The second form allows an interesting variation, which uses the same syntax but the "live" function, which creates handler on all elements respecting the selector. Even if they do not exist at the time the "live" method is called. Which is pretty useful, for example to add some behavior on elements that are created dynamically.

The event system is really interesting in the context of Unobtrusive JavaScript (UJS), as no JavaScript at all need to be inserted in the HTML code (no more "onclick=" in button tags), achieving a nice decoupling between the two.

Ajax calls

jQuery provides various options for Ajax calls, allowing for the different methods (POST, GET), format (HTML, JSON), but more interestingly for various "callbacks", some nicely preconfigured for some typical operations. The parameters to be passed are a simple array of name/value pairs.

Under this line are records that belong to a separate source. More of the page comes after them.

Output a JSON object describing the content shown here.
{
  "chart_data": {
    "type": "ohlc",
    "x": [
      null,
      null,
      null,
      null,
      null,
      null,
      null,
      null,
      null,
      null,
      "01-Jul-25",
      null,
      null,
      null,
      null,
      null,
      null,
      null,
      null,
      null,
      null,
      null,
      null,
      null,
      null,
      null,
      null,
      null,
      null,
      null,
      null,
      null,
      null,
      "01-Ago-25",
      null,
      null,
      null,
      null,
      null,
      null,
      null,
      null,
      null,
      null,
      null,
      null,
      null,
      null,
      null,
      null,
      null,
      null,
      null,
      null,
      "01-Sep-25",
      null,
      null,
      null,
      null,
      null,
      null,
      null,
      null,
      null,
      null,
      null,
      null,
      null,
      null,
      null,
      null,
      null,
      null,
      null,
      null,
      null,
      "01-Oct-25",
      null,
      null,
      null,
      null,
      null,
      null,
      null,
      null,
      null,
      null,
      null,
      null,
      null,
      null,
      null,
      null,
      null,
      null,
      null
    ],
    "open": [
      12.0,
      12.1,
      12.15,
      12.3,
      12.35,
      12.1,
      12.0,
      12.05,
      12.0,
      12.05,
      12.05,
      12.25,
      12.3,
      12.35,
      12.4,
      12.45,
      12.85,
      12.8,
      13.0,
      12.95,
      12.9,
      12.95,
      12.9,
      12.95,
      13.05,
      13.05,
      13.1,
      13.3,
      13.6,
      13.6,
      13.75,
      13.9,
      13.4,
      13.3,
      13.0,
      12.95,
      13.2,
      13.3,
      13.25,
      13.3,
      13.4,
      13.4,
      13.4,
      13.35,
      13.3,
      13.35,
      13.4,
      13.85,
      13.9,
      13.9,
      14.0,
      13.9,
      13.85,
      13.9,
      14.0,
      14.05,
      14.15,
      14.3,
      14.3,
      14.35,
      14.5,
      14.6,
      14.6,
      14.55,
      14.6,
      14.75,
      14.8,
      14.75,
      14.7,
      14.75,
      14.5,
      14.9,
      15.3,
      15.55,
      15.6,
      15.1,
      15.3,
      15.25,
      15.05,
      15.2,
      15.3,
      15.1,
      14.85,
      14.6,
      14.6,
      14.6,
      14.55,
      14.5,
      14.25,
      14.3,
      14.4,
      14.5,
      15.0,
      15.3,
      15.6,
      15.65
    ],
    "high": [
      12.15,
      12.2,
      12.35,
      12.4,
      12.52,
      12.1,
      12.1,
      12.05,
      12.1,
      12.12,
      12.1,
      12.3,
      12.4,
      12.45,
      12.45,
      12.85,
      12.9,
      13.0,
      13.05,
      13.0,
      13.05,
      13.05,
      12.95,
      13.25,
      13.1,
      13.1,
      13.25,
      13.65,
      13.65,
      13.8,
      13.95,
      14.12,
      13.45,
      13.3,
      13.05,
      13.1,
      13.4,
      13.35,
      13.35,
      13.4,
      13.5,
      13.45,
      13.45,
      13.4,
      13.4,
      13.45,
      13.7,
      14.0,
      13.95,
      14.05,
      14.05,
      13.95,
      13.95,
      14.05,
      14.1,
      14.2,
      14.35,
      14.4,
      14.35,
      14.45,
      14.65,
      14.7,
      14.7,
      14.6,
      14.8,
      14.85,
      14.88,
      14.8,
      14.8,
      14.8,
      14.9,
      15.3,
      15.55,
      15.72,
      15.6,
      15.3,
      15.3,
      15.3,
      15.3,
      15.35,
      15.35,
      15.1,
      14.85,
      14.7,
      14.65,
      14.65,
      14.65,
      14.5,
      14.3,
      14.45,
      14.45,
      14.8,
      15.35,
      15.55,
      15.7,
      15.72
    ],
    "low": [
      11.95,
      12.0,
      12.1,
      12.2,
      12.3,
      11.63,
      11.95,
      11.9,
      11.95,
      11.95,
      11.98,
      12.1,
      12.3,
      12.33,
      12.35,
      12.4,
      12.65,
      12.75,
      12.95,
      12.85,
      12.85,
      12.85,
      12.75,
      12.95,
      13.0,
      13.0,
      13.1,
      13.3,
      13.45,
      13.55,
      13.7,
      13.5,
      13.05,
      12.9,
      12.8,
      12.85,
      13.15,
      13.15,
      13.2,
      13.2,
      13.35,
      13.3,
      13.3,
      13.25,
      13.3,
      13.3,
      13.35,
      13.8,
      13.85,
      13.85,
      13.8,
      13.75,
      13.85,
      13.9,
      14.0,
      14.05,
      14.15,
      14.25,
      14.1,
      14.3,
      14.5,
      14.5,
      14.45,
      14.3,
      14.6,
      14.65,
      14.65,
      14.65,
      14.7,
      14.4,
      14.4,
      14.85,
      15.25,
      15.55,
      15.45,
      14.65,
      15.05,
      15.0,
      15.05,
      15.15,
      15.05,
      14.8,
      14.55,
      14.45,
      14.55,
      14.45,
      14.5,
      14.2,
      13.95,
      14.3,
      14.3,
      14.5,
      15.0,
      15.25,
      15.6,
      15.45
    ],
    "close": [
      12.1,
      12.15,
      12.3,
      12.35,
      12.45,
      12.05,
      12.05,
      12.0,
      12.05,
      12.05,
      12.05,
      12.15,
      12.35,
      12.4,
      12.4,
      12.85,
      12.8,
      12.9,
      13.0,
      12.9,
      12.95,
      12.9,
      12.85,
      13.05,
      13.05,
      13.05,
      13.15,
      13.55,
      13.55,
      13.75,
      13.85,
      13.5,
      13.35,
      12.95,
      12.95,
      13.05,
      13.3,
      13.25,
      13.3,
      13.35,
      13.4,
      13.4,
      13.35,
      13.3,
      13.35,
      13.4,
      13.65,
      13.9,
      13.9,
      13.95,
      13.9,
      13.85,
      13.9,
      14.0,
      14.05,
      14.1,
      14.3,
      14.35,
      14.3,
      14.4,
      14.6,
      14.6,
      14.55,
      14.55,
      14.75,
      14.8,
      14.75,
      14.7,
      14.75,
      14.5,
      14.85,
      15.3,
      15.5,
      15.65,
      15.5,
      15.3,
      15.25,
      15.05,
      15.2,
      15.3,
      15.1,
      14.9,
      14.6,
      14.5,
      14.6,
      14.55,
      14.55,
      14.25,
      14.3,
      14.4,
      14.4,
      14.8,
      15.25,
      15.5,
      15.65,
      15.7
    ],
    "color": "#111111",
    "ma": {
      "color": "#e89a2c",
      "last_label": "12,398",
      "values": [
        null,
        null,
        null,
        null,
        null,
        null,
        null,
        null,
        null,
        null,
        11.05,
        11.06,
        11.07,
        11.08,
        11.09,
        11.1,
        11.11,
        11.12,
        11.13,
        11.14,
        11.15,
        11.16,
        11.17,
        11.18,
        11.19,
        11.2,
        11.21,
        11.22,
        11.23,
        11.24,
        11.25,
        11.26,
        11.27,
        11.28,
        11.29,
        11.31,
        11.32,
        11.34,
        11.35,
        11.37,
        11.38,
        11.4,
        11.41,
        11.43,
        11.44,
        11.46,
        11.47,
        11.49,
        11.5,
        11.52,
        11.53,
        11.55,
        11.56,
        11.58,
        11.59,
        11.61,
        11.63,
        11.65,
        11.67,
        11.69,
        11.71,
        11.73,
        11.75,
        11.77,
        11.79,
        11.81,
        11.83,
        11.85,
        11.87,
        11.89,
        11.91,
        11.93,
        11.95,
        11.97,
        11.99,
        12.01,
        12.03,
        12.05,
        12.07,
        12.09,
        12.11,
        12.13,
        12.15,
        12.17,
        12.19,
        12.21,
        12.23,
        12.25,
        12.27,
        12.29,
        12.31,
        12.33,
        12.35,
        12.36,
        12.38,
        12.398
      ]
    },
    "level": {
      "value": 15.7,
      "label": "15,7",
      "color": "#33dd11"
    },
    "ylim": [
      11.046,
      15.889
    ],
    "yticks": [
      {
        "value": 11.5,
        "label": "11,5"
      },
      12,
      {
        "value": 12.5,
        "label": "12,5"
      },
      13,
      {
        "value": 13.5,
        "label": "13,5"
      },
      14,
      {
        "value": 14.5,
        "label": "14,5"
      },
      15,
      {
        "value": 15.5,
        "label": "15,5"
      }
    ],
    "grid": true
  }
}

		$("#notice").html("Customer updated" + data.customer.name);

A good example is the "load" method, that calls the remote operation and loads the result in the given HTML element :


You can choose between two main way of work:

  • Call the method, have the server return well formed HTML, and put/append it to your DOM
  • Call the method, have the server return informations, and adapt the DOM in the callback

The first one is easier, but does not fill all situations, in the second case, be sure to have the server return a JSON object, as it will make the manipulation in JavaScript much easier.

Effects and jQuery UI

Last but not least, jQuery provides "eye candy", aka "effects". While the code library already gives some nice one, be sure to check jQuery UI, which, while a plugin, is almost part of the main library.

Some lessons hard learned

Most of my experience with jQuery has been very nice, with functions working as documented, and sending informing exception when given incorrect parameters. Still, starting with JavaScript is not exactly without hassle:

  • You need Firebug (Firefox extension): the debugging capacities of FireBug are impressive... And absolutely necessary, as are the error messages that are shown when something bad occurs, the DOM explorer, and the description of both request and response in an Ajax request. Not using Firefox? Install it for this. It will help you tremendously, it certainly did for me (I run Firefox only for Firebug, at this point).
  • Be careful of the difference between "this" and "$(this)", especially in an event handler. The first one is the "raw" HTML element, the second one is the jQuery wrapper. While the first maybe faster, it will frequently throw a "method not found on element", as jQuery greatly enhances the operations allowed on an element.
  • The notion of "type" in JavaScript is quite fuzzy (JavaScript falling in the "Prototype-Based" languages), especially when coming from a strongly typed language (static or dynamic). In the situation above, I tried to print the "types" of this and "$(this)", which did not help me at all. JavaScript objects are more like hashes than objects with concrete type, so asking for one is not so difficult as it is pointless.
  • When using jQuery Ajax function, you need to specify the format (JSON, most probably), if you do not, the function callback will not be called, without throwing any message.
  • jQuery makes things so easy that it did took a while before I stumble on my own JavaScript incompetency. While jQuery certainly helps tremendously, learning some "down the earth" JavaScript is very important ("jQuery in action" has a "JavaScript primer" appendix).

The more I'm using jQuery, the more I like it.